Despite its unprecedented level of advance planning, the story of the Marvel Cinematic Universe is as rich in what-ifs as any other movie series. Most fascinating to me is: what if they'd had the rights to Spider-Man from the beginning, or even just three or four years earlier than they did? Arguably the whole franchise would have been less adventurous: why bother working on offbeat third-stringers like the Guardians of the Galaxy when you have a proven money-maker like Spider-Man? But the Spider-Man films themselves would also have suffered. Spider-Man might be an internationally recognised icon in our universe, but in the Marvel Cinematic Universe he's the underdog of the Avengers, a skinny kid from Queens fighting shoulder-to-shoulder with billionaires, kings and gods.
What this means is that Watts's movies are a place for the MCU to indulge in self-critique. Like Homecoming's Vulture, Far from Home's villain is driven by grievances against Tony Stark. Also like Vulture, his grievances are actually reasonable and aren't countered by the film - it's just his methods of redress that make him a villain. (Again, this would never happen if Sony had struck that deal in 2013; that would mean attacking the central pillar of the whole Avengers series, rather than a character on his way out) We also see other reverberations of the larger saga play themselves out at ground level, most amusingly when it's revealed that the time-travel adventure of Endgame has left half of Peter's classmates five years older than their former peers.
The Spider-Man movies aren't the only place where Marvel Studios can address these little kinks in the grand tapestry. The "One-Shot" series of short films had the same function, as did the TV series Agents of SHIELD and Daredevil. Watts's films, with their school setting and rich bench of mostly comic supporting players, would work well as a TV series, but his title character's A-list drawing power means that can't happen. Far from Home finds a winningly mischievous way of addressing this, throwing Peter into the middle of a CGI-heavy war between extradimensional elementals and sorcerers. The generic, abstract quality of the battles becomes part of the movie's point, while the nagging sense that Peter doesn't belong in this story turns out to be the key to his character arc. He doesn't have to be the guy who saves the world from city-trashing monsters; he's already the guy who outsmarts the very human, petty villain, saves the day and...

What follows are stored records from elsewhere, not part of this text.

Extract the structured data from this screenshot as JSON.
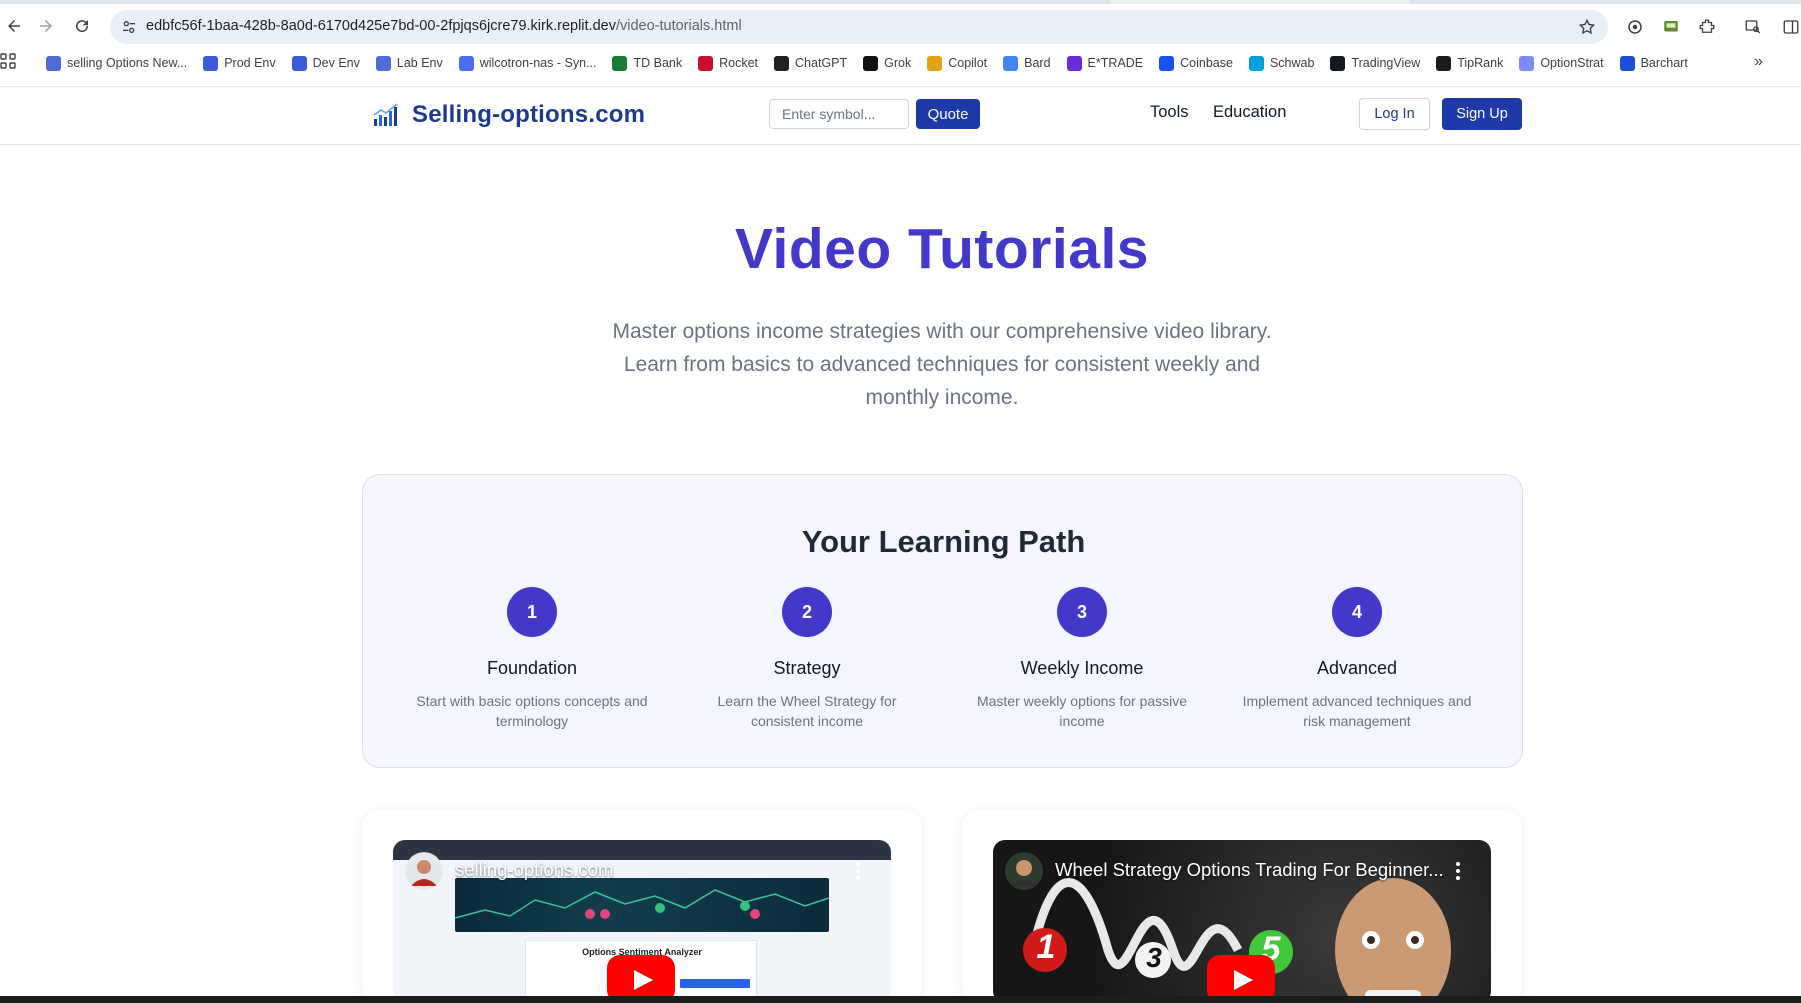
{
  "browser": {
    "url_host": "edbfc56f-1baa-428b-8a0d-6170d425e7bd-00-2fpjqs6jcre79.kirk.replit.dev",
    "url_path": "/video-tutorials.html",
    "bookmarks": [
      {
        "label": "selling Options New...",
        "icon": "chart-icon",
        "color": "#4f6bd8"
      },
      {
        "label": "Prod Env",
        "icon": "so-icon",
        "color": "#3b5bdb"
      },
      {
        "label": "Dev Env",
        "icon": "so-icon",
        "color": "#3b5bdb"
      },
      {
        "label": "Lab Env",
        "icon": "chart-icon",
        "color": "#4f6bd8"
      },
      {
        "label": "wilcotron-nas - Syn...",
        "icon": "dsm-icon",
        "color": "#4a6cf7"
      },
      {
        "label": "TD Bank",
        "icon": "td-icon",
        "color": "#1a7d32"
      },
      {
        "label": "Rocket",
        "icon": "rocket-icon",
        "color": "#c8102e"
      },
      {
        "label": "ChatGPT",
        "icon": "openai-icon",
        "color": "#202123"
      },
      {
        "label": "Grok",
        "icon": "grok-icon",
        "color": "#111111"
      },
      {
        "label": "Copilot",
        "icon": "copilot-icon",
        "color": "#e3a21a"
      },
      {
        "label": "Bard",
        "icon": "sparkle-icon",
        "color": "#4285f4"
      },
      {
        "label": "E*TRADE",
        "icon": "etrade-icon",
        "color": "#6b2bd8"
      },
      {
        "label": "Coinbase",
        "icon": "coinbase-icon",
        "color": "#1652f0"
      },
      {
        "label": "Schwab",
        "icon": "schwab-icon",
        "color": "#00a0df"
      },
      {
        "label": "TradingView",
        "icon": "tradingview-icon",
        "color": "#131722"
      },
      {
        "label": "TipRank",
        "icon": "tipranks-icon",
        "color": "#1b1b1b"
      },
      {
        "label": "OptionStrat",
        "icon": "optionstrat-icon",
        "color": "#7c8cf8"
      },
      {
        "label": "Barchart",
        "icon": "barchart-icon",
        "color": "#1d4ed8"
      }
    ]
  },
  "header": {
    "brand": "Selling-options.com",
    "symbol_placeholder": "Enter symbol...",
    "quote_label": "Quote",
    "nav": [
      "Tools",
      "Education"
    ],
    "login_label": "Log In",
    "signup_label": "Sign Up"
  },
  "hero": {
    "title": "Video Tutorials",
    "subtitle": "Master options income strategies with our comprehensive video library. Learn from basics to advanced techniques for consistent weekly and monthly income."
  },
  "learning_path": {
    "title": "Your Learning Path",
    "steps": [
      {
        "num": "1",
        "label": "Foundation",
        "desc": "Start with basic options concepts and terminology"
      },
      {
        "num": "2",
        "label": "Strategy",
        "desc": "Learn the Wheel Strategy for consistent income"
      },
      {
        "num": "3",
        "label": "Weekly Income",
        "desc": "Master weekly options for passive income"
      },
      {
        "num": "4",
        "label": "Advanced",
        "desc": "Implement advanced techniques and risk management"
      }
    ]
  },
  "videos": [
    {
      "title": "selling-options.com",
      "inner_heading": "Options Sentiment Analyzer"
    },
    {
      "title": "Wheel Strategy Options Trading For Beginner...",
      "numbers": [
        "1",
        "3",
        "5"
      ]
    }
  ],
  "colors": {
    "brand_indigo": "#4338ca",
    "brand_navy": "#1e3aa8",
    "youtube_red": "#ff0000"
  }
}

...well, getting the girl is something he's working on. A glass must be raised here to Zendaya as MJ, whose character is promoted from occasional support to co-lead here, and who is wonderful. Now Marvel Studios have sorted their villain problem it's about time they worked on their love interests, and MJ is a fine template to work from. Her initials, which seemed like a mere gag in Homecoming, are now a clue as to how to read the character. She is not Mary Jane Watson, but she's who Mary Jane Watson might be if Spider-Man had been created in the 2010s rather than the 1960s. She gets the movie's tensest moment - the mace! - and a lion's share of the best lines in Chris McKenna and Erik Sommers's screwball-via-weird-Twitter script. Zendaya knows how to make MJ's bluntness funny, while also making it clear that it's a defence mechanism. The brief moments when she exposes some softer feeling make it very clear why Peter's so hung up on her.
Watts knows that the basics of Spider-Man comics are now familiar to audiences to support this kind of reinvention and reinterpretation, and he has an unerring instinct for making the right changes. As in Homecoming, there are nods to the character's screen history, in this case the magnificent in-joke of casting Jake Gyllenhaal, who so nearly replaced Tobey Maguire after the latter injured his back making Spider-Man 2, as a rival superhero. The whole cast is wonderful, including expanded roles for Martin Starr and Angourie Rice, but it's Tom Holland who carries it. Four films and one universe-spanning war later and he's still as charming, earnest and energetic as he was in Civil War: a never-ending breath of fresh air.